可见，从理论上来说车辆反复作用引起的永久变形，可能会导致排水性沥青混合料出现横向和竖向空隙的下降，使其逐步丧失排水功能。为此，须准确把握排水性沥青混合料永久变形后，其竖向和横向空隙的变化规律。It can be seen that, theoretically, the permanent deformation caused by the repeated action of the vehicle may lead to the decrease of the lateral and vertical voids of the drainage asphalt mixture, making it gradually lose its drainage function. For this reason, it is necessary to accurately grasp the change law of the vertical and transverse voids after the permanent deformation of the drainage asphalt mixture.

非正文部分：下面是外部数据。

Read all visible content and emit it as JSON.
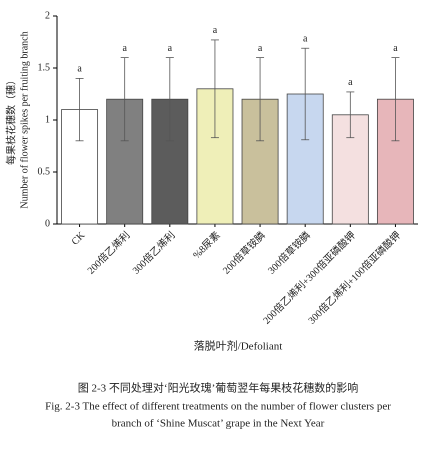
{
  "chart_data": {
    "type": "bar",
    "y_label_cn": "每果枝花穗数（穗）",
    "y_label_en": "Number of flower spikes per fruiting branch",
    "x_label": "落脱叶剂/Defoliant",
    "categories": [
      "CK",
      "200倍乙烯利",
      "300倍乙烯利",
      "%8尿素",
      "200倍草铵膦",
      "300倍草铵膦",
      "200倍乙烯利+300倍亚磷酸钾",
      "300倍乙烯利+100倍亚磷酸钾"
    ],
    "values": [
      1.1,
      1.2,
      1.2,
      1.3,
      1.2,
      1.25,
      1.05,
      1.2
    ],
    "errors": [
      0.3,
      0.4,
      0.4,
      0.47,
      0.4,
      0.44,
      0.22,
      0.4
    ],
    "significance": [
      "a",
      "a",
      "a",
      "a",
      "a",
      "a",
      "a",
      "a"
    ],
    "colors": [
      "#ffffff",
      "#808080",
      "#5c5c5c",
      "#efefb8",
      "#c9c09c",
      "#c7d7ef",
      "#f4e0e0",
      "#e7b6ba"
    ],
    "ylim": [
      0,
      2
    ],
    "yticks": [
      0,
      0.5,
      1,
      1.5,
      2
    ],
    "caption_cn": "图 2-3 不同处理对‘阳光玫瑰’葡萄翌年每果枝花穗数的影响",
    "caption_en_1": "Fig. 2-3 The effect of different treatments on the number of flower clusters per",
    "caption_en_2": "branch of ‘Shine Muscat’ grape in the Next Year"
  }
}
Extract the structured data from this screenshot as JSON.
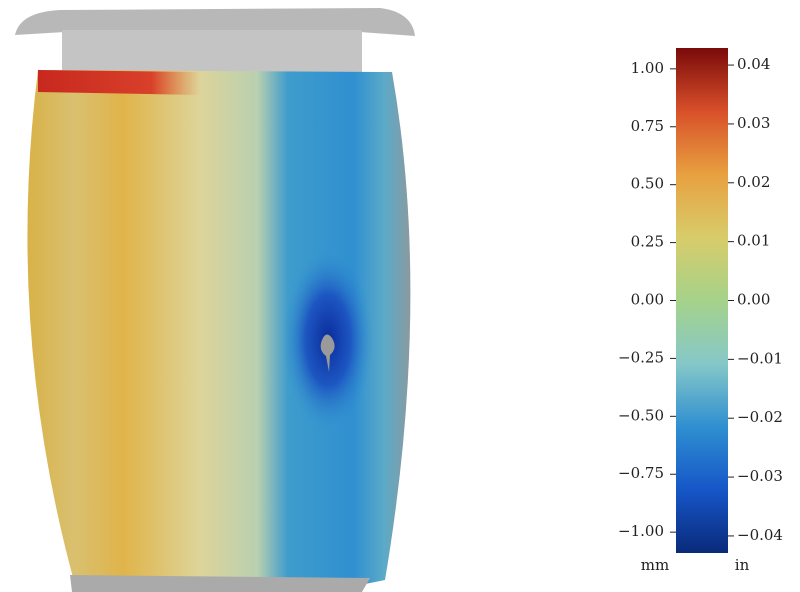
{
  "colorbar": {
    "left_label": "mm",
    "right_label": "in",
    "ylim": [
      -1.09,
      1.09
    ],
    "yticks": [
      {
        "value": -1.0,
        "label": "−1.00"
      },
      {
        "value": -0.75,
        "label": "−0.75"
      },
      {
        "value": -0.5,
        "label": "−0.50"
      },
      {
        "value": -0.25,
        "label": "−0.25"
      },
      {
        "value": 0,
        "label": "0.00"
      },
      {
        "value": 0.25,
        "label": "0.25"
      },
      {
        "value": 0.5,
        "label": "0.50"
      },
      {
        "value": 0.75,
        "label": "0.75"
      },
      {
        "value": 1.0,
        "label": "1.00"
      }
    ],
    "y2lim": [
      -0.0429,
      0.0429
    ],
    "y2ticks": [
      {
        "value": -0.04,
        "label": "−0.04"
      },
      {
        "value": -0.03,
        "label": "−0.03"
      },
      {
        "value": -0.02,
        "label": "−0.02"
      },
      {
        "value": -0.01,
        "label": "−0.01"
      },
      {
        "value": 0,
        "label": "0.00"
      },
      {
        "value": 0.01,
        "label": "0.01"
      },
      {
        "value": 0.02,
        "label": "0.02"
      },
      {
        "value": 0.03,
        "label": "0.03"
      },
      {
        "value": 0.04,
        "label": "0.04"
      }
    ],
    "colormap": [
      "#0a2a7a",
      "#1656c8",
      "#2f8fd0",
      "#86c8c8",
      "#a5d28a",
      "#d8cc6a",
      "#e8a040",
      "#d8502a",
      "#7a0a0a"
    ]
  }
}
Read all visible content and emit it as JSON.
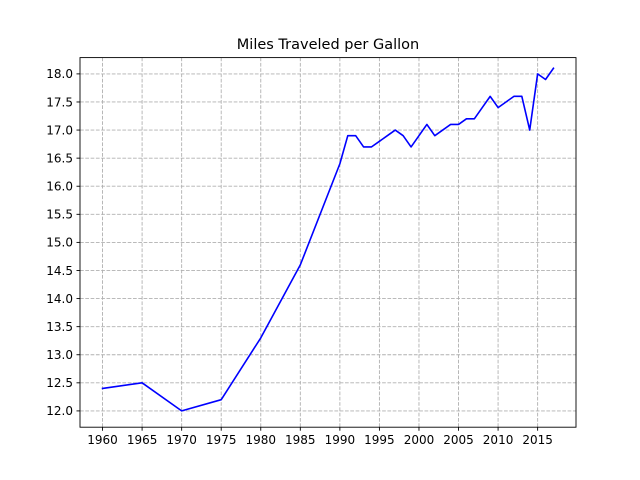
{
  "chart_data": {
    "type": "line",
    "title": "Miles Traveled per Gallon",
    "xlabel": "",
    "ylabel": "",
    "xlim": [
      1957.15,
      2019.85
    ],
    "ylim": [
      11.71,
      18.29
    ],
    "grid": true,
    "xticks": [
      1960,
      1965,
      1970,
      1975,
      1980,
      1985,
      1990,
      1995,
      2000,
      2005,
      2010,
      2015
    ],
    "yticks": [
      12.0,
      12.5,
      13.0,
      13.5,
      14.0,
      14.5,
      15.0,
      15.5,
      16.0,
      16.5,
      17.0,
      17.5,
      18.0
    ],
    "xtick_labels": [
      "1960",
      "1965",
      "1970",
      "1975",
      "1980",
      "1985",
      "1990",
      "1995",
      "2000",
      "2005",
      "2010",
      "2015"
    ],
    "ytick_labels": [
      "12.0",
      "12.5",
      "13.0",
      "13.5",
      "14.0",
      "14.5",
      "15.0",
      "15.5",
      "16.0",
      "16.5",
      "17.0",
      "17.5",
      "18.0"
    ],
    "series": [
      {
        "color": "#0000ff",
        "x": [
          1960,
          1965,
          1970,
          1975,
          1980,
          1985,
          1990,
          1991,
          1992,
          1993,
          1994,
          1995,
          1996,
          1997,
          1998,
          1999,
          2000,
          2001,
          2002,
          2003,
          2004,
          2005,
          2006,
          2007,
          2008,
          2009,
          2010,
          2011,
          2012,
          2013,
          2014,
          2015,
          2016,
          2017
        ],
        "y": [
          12.4,
          12.5,
          12.0,
          12.2,
          13.3,
          14.6,
          16.4,
          16.9,
          16.9,
          16.7,
          16.7,
          16.8,
          16.9,
          17.0,
          16.9,
          16.7,
          16.9,
          17.1,
          16.9,
          17.0,
          17.1,
          17.1,
          17.2,
          17.2,
          17.4,
          17.6,
          17.4,
          17.5,
          17.6,
          17.6,
          17.0,
          18.0,
          17.9,
          18.1
        ]
      }
    ]
  }
}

2）竖向排水空隙的变化规律2) Variation law of vertical drainage gap

上海市于2002年～2009年先后建成通车了浦东北路、高科东路和中环线浦东段高架，上述三条道路的某些路段均采用了排水性沥青路面，建成时竖向渗水系数均大于900ml/15s。在排水路面建成通车后一年之后，对上述路段进行现场竖向渗水系数的测试，发现渗水系数出现了较大幅度的下降，个别路段的渗水系数甚至为零。2009年10月，工程技术人员采用排水性沥青路面机能恢复车（GYPJH2000）对上述路段进行了清洗作业，经多次清洗后发现路表的竖向渗水系数有较大程度的提高，基本可以满足900ml/15s的技术要求。From 2002 to 2009, Shanghai opened to traffic North Pudong Road, Gaoke East Road and the elevated section of the Pudong section of the Central Ring Road. Some sections of the above three roads have adopted drainage asphalt pavement, and the vertical water seepage coefficient was greater than 900ml when they were completed. /15s. One year after the drainage pavement was completed and opened to traffic, the on-site vertical water seepage coefficient test was carried out on the above-mentioned road sections, and it was found that the water seepage coefficient had dropped significantly, and the water seepage coefficient of some road sections was even zero. In October 2009, engineers and technicians used a drainage asphalt pavement function recovery vehicle (GYPJH2000) to clean the above-mentioned road section. After repeated cleaning, it was found that the vertical water seepage coefficient of the road surface has been greatly improved, which can basically meet the The technical requirement of 900ml/15s.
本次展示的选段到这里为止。